ORGANISATION - RESSOURCES HUMAINES ET MATERIELLES

-- Créer une direction autonome de la probation au sein du ministère de la justice

-- Abonder les services d'insertion et de probation en ressources humaines pour permettre de respecter le standard de 40 personnes sous main de justice suivies par Conseiller.e Pénitentiaire d'Insertion et de Probation.

-- Renforcement substantiel des effectifs dans les services de l'application des peines (juges de l'application des peines, greffiers etc) et de l'exécution des peines (parquet).

-- Renforcement substantiel des effectifs dans l'ensemble des juridictions pour une justice rendue équitablement, et pour l'effectivité de l'individualisation du prononcé des peines.

-- Instaurer un numerus clausus dans les établissements pénitentiaires.

-- Revoir la politique immobilière en multipliant les structures carcérales à taille humaine plus proches des bassins de vie

-- Pluridisciplinarité, meilleure appréhension des fonctions et des missions respectives : instaurer ou augmenter lorsqu'ils existent des temps de stage/d'échanges pour découverte entres personnels de probation, fonctionnaires de police et personnels de surveillance.
Droit d'accès des personnes détenues aux nouvelles technologies pour favoriser la préparation de la sortie (dispositifs de formation en ligne ; accès aux sites du Pôle emploi etc).

-- Valorisation des missions pénitentiaires avec passage en catégorie B des personnels de surveillance, reconnaissance des missions d'insertion et de probation avec catégorie A + pour le corps de direction des SPIP, A type pour les CPIP.

-- Sanctuarisation budgétaire des missions d'insertion et de probation : un euro pour la garde et la sécurité statique, c'est un euro pour l'insertion et la probation.
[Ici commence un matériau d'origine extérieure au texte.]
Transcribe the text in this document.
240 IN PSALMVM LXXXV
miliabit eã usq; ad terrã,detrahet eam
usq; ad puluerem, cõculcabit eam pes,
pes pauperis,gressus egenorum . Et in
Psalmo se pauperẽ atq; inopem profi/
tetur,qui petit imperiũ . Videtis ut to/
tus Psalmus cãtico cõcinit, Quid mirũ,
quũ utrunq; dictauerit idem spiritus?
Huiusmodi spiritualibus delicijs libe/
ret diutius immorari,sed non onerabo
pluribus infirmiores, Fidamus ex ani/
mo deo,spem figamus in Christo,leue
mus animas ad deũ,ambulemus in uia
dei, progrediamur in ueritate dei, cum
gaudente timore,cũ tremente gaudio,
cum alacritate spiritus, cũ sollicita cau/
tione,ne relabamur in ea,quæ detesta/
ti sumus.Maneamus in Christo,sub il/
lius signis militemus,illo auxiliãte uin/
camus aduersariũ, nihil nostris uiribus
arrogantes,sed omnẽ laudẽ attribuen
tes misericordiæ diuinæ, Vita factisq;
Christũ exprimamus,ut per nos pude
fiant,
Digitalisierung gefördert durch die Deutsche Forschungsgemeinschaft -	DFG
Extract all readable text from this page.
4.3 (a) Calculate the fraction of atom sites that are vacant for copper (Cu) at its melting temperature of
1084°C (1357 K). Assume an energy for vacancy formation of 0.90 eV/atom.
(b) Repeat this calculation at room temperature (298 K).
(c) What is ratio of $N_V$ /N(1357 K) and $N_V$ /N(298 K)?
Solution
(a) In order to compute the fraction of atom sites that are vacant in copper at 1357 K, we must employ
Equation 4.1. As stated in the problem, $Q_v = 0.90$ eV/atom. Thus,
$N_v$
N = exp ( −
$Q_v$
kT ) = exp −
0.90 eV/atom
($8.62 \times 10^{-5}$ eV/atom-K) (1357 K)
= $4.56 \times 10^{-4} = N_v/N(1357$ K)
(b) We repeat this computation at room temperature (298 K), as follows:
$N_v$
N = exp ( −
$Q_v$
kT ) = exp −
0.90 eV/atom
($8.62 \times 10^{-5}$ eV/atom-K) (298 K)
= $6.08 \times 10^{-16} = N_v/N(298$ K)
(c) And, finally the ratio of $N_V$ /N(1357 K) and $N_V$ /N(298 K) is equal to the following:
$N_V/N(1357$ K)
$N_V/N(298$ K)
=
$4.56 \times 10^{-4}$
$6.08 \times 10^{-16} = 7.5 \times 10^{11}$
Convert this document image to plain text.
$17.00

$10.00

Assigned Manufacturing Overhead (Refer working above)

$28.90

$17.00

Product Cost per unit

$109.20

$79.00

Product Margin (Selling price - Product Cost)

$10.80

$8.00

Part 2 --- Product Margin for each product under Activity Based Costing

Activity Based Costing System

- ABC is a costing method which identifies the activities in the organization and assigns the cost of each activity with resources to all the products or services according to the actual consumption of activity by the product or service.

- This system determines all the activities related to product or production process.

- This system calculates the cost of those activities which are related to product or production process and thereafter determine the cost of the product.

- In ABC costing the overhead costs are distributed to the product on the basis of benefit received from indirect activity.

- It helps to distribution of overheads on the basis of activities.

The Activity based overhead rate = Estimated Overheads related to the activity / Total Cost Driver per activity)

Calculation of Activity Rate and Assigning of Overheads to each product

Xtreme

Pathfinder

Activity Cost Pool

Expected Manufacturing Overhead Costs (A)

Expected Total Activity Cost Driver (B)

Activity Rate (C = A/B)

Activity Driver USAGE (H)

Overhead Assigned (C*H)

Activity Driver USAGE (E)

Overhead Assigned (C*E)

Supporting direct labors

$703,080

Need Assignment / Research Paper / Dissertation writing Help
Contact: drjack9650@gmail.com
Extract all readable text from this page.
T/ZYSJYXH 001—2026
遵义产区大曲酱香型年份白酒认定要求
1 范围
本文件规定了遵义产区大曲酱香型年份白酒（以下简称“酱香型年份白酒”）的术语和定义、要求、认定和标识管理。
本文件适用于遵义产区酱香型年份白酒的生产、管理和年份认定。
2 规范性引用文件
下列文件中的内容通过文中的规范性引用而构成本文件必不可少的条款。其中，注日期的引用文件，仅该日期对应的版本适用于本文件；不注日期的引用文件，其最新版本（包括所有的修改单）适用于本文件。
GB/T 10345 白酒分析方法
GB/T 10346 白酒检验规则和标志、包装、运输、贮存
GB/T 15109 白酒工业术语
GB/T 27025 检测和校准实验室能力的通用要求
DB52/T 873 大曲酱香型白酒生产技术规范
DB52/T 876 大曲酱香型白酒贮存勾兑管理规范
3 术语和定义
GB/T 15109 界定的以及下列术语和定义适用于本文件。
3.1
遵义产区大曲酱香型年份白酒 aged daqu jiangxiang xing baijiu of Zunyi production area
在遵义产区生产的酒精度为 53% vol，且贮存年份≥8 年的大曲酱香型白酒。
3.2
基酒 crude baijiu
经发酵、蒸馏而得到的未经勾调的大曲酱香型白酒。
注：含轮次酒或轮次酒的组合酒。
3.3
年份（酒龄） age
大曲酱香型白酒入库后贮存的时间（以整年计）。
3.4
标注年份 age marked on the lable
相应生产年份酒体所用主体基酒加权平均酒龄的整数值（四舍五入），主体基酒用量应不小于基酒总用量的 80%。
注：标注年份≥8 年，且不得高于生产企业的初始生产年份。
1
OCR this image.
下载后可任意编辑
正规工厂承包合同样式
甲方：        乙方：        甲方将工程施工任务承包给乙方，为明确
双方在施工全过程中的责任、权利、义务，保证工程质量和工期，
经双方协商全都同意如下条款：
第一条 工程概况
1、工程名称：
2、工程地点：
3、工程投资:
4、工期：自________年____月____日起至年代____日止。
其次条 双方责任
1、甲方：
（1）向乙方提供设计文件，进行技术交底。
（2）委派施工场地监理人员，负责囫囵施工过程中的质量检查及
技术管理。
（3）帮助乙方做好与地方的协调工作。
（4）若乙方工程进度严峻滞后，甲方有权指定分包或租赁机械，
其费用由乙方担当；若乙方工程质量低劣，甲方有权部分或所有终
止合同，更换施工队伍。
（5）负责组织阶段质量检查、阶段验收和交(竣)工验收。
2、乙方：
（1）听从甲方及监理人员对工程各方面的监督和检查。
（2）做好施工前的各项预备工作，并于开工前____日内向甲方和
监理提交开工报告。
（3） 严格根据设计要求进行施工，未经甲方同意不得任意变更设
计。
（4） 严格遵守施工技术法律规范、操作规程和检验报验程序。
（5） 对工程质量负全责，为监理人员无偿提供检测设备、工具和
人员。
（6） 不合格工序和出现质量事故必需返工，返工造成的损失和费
Cela implique aussi la sécurisation et l'abondement des budgets des structures d'insertion partenaires (hébergement, structures d'insertion par l'économique etc).

INTERVENTIONS – CONTROLE – DEONTOLOGIE

-- Mise en œuvre effective et définitive de l'encellulement individuel avec instauration d'un système de pénalités pour l'administration pénitentiaire dont le produit serait reversé à des dispositifs de prévention de droit commun, aux associations d'insertion.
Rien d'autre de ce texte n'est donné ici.